Ma, He Sold Me for a Few Cigarettes: A Memoir of Dublin in the 1950s
“. . . a difficult, painful, and at times almost unbearable read. Yet this memoir should be widely read and discussed . . .”
Martha Long’s Ma, He Sold Me for a Few Cigarettes is the first in her series of five memoirs and covers her life from age 4 through age 11 in 1950s Dublin, Ireland.
This harrowing memoir chronicles the horrific and systemic sexual and physical abuses Martha Long suffered, ordeals largely perpetrated by her stepfather, Jackser—a cruel and vicious alcoholic enabled by Martha’s mother and by a church and society that for the most part looked the other way.
We were on our way back up Summerhill when suddenly I got an awful blow tha sent me flyin out onta the road an nearly under a car. I didn’t know wha hit me until Jackser picked me up by me neck an kicked me back onta the footpath. I didn’t get time te get me wind back before he had me offa the ground again an was shakin me. ‘I told ye! I told ye!’ he said as he boxed me. ‘Not te leave the child alone. Ye were told te mind the pram.’ I was convulsin up an down, me whole body was shakin, an great sobs were comin outa me. Loads a people were aroun, but nobody bothered te interfere. He kicked me again, sendin me flyin te the ground, an roared, ‘Get up!’ Get movin, cos I’m goin te kick ye all the way back te tha pram.’
Ms. Long’s memoir is particularly admirable for the great compassion and perspective it demonstrates. The author devotes much space in the work to fully fleshing out Jackser and her mother, sympathetically showing them to be terribly flawed, co-dependent, and very human, themselves both victims of inconceivable abuses.
Ma, He Sold Me for a Few Cigarettes also goes beyond seeking sympathy for its author and forcing the reader to witness catastrophic misery and trauma, instead memorializing the amazing spirit of a little girl and ultimately the human spirit.
So now I know not everyone is like Jackser. Ye’re not supposed to go mad an hurt people. An not everyone is like me ma. Other mammies don’t let other people hurt their childre. I’ll never copy Jackser again. An I’ll never be like me ma. I’ll be somebody when I grow up. People will respect me.

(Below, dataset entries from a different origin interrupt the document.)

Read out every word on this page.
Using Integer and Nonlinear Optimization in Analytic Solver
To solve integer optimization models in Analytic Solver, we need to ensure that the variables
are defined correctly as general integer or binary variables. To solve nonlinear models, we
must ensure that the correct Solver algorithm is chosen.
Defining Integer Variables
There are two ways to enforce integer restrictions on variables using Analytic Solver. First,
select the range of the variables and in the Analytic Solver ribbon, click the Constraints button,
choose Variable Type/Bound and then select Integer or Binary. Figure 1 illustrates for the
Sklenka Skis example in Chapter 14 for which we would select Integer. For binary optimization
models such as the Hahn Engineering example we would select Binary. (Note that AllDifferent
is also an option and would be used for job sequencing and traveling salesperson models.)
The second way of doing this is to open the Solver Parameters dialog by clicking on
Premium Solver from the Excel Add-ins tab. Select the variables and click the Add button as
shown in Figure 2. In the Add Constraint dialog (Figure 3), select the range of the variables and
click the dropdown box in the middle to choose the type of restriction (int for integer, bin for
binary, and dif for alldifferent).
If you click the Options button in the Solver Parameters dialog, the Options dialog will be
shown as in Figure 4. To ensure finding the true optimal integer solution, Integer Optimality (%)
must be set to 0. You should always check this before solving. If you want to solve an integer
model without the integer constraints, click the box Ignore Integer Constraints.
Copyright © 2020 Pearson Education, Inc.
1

Overall, the book would have benefitted from more stringent editing. The consistent use of working class Dublin colloquialism versus using the dialect only in dialogue might grate and runs the risk of making the work less accessible. There’s also repetition and redundancy throughout, and haters of the exclamation point will feel perturbed by its overuse.
That said, the fierce heart of this work and its writer beats out any issues around craft.
From close to the memoir’s end:
It’s dawnin on me, I’ve been robbed! I was believing I had a mammy. An Jackser was a man, an they were in charge. But they’re nothing. I’ve een rearin me fuckin self. An now they’re goin home, an I’m goin te be locked up! Well tha’s it! I’m finished wit them. And when I’m sixteen, I’ll make me own way in the world, an I won’t ask anyone fer anything. An no one will ever tell me wha te do. I’ll take orders from no one. An it would be a very brave man tha would lay a hand on me, cos he’s goin te fuckin lose it. I’m no Sally! [Martha Long’s mother]
Ma, He Sold Me for a Few Cigarettes is a difficult, painful, and at times almost unbearable read. Yet this memoir should be widely read and discussed at length so that we may discover the worst and the best of ourselves. So that we may be called to action and play whatever part we can in ending these inconceivable but very real crimes against children and humanity everywhere.
At almost 500 pages, this devastating memoir propels readers to the end by implicitly posing one burning question: How did Martha Long survive such unimaginable betrayal, injury, and suffering?
The answer is like the fuse burning up and the dynamite going off: Despite the agony, survivors know at the deepest level within their souls that they were born to live out better destinies.